Marc Becker's Home Page


Find on

Colombia Support Network 

Friday, March 16, 2007

Thursday: Law of Justice and Peace

Again today we had two talks that gave fundamentally different visions of the Law of Justice and Peace designed to reintegrate demobilized paramilitaries into society.

First we met with Jenny Claudia Almeida, a lawyer with the justice and peace section of the attorney general’s office. She painted a picture of a 40-year conflict in Colombia as a result of drug trafficking, with the paramilitary forming as a conservative reaction to left-wing guerrillas. The Law of Justice and Peace was promulgated one and a half years ago as Uribe’s attempt to find a political solution to the country’s conflict. Almeida emphasized that the law comes out of the will of the paramilitary to accept the law. Their punishment is relatively light (often 5 years in jail), but in exchange they must leave their armed group, come completely clean on their actions, and turn over their property. The attorney general’s office is constructing a massive database to document and verify paramilitary actions, and to cross check stories. Almeida gave a rather emotional presentation, stating that she was personally tired of death and the compromises of this law were worth it to have peace. Investigating these cases was like taking the lid off of a pot, as increasingly more information came out. Almeida was professional but also appeared passionately committed to her work, even while admitting that the law was politically motived by Uribe’s interests.

We then met with Luis Jairo Ramírez who painted an entirely different image of this law. Rather than rooting the conflict in drug trafficking, which is a recent phenomenon, Ramírez traced it back to the Spanish conquest 500 years ago. A new cycle emerged in the 1940s with a consolidation of the dominate culture that excluded popular sectors, leading to the emergence of guerrilla groups to defend peasant interests.

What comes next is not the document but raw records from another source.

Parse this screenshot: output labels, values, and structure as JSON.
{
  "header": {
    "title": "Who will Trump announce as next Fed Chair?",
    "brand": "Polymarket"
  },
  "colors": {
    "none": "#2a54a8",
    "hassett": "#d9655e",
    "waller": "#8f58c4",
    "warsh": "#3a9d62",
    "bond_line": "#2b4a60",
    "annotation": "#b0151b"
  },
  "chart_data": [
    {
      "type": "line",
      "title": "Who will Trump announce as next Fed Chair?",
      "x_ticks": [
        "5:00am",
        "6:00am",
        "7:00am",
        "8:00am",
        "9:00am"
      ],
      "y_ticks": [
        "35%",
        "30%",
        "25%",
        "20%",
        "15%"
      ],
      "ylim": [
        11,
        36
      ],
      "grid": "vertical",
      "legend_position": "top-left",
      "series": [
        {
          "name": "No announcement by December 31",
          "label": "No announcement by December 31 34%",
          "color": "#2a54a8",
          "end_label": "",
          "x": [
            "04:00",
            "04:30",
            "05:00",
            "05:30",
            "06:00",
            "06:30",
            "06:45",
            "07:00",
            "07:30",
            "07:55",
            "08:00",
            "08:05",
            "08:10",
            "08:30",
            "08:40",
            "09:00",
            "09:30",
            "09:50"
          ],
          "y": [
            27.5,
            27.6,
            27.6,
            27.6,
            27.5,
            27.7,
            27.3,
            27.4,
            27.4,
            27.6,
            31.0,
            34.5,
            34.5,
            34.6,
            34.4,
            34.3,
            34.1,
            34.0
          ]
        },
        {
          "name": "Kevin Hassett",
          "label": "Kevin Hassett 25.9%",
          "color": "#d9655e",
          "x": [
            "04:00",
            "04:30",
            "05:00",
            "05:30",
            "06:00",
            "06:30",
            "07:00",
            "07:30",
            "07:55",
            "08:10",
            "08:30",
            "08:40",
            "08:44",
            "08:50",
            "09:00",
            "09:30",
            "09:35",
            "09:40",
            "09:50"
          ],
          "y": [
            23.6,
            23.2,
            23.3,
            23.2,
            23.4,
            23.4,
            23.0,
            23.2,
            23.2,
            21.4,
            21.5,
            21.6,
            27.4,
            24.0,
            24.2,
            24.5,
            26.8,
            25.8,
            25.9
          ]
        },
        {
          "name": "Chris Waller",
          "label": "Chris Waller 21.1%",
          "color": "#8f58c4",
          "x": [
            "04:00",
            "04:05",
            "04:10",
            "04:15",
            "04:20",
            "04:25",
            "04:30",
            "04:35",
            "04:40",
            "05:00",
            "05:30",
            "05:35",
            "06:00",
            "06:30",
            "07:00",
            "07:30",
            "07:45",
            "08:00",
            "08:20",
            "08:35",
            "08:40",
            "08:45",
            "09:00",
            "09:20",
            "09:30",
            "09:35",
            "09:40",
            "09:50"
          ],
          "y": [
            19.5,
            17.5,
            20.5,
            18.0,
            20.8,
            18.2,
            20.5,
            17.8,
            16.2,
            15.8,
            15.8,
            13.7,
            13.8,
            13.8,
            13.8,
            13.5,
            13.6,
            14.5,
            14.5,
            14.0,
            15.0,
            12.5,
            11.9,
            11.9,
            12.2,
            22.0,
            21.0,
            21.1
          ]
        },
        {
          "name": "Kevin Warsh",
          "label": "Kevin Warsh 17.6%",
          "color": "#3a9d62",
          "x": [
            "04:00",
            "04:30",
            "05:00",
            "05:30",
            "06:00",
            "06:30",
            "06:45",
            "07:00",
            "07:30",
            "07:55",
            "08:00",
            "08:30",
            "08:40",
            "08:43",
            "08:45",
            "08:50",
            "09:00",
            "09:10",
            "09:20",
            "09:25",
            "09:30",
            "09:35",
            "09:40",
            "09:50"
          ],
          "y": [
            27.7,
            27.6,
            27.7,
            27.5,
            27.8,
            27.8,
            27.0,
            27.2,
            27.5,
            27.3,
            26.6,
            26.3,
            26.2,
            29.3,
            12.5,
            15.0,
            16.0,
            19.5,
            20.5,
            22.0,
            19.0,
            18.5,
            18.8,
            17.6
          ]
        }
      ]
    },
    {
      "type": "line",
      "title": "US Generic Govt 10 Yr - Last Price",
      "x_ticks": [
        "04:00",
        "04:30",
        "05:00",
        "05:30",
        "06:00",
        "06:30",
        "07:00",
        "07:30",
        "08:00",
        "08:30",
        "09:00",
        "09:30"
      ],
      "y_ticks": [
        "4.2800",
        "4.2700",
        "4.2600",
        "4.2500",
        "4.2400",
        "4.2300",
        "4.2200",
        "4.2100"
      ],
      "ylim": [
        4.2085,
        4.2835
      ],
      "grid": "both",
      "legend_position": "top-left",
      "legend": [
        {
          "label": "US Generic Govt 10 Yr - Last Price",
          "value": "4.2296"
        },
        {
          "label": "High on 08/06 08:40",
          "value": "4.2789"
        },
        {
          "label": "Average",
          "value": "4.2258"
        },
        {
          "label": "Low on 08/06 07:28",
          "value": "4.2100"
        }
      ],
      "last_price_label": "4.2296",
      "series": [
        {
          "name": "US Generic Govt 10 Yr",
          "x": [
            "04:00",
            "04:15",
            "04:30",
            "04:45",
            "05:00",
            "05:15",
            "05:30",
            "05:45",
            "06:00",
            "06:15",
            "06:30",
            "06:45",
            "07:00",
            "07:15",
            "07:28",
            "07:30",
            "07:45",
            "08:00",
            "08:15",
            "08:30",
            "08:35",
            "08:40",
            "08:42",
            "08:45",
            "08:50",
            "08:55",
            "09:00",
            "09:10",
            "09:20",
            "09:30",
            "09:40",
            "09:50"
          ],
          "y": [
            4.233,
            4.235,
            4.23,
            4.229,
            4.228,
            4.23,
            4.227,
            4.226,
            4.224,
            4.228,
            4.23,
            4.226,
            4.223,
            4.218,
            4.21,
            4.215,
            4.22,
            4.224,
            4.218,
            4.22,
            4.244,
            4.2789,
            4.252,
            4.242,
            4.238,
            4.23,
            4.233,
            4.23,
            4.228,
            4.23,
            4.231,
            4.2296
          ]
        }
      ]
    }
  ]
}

Paramilitaries emerged in the 1960s not as a third armed actor, but as an integral part of the state. Financed by drug trafficking, land owners, elite economic interests, and multinational corporations, the paramilitaries engaged in a dirty war. Paramilitary leaders claimed that they would disappear when the guerrillas did, but the recent history of demobilization with the guerrillas still in action casts doubt that this was the objective. Rather, paramilitary actions led to an extreme concentration of land ownership, in reality a reverse agrarian reform. Furthermore, their goal was to liquidate civilian opposition, in particular a genocidal war against union leaders. In contrast to Almeida, Ramírez painted the Law of Justice and Peace as a sham, as an amnesty to forgive crimes without requiring any serious punishment, reparations, or structural changes. It was a law of impunity. Furthermore, it was a misnomer to label this a peace process because peace is negotiated between adversaries and not among friends, as was the case with Uribe and the paramilitary that never attacked his government or economic interests. Ramírez called for a true peace agreement not so that everything stays the same, but so that things change.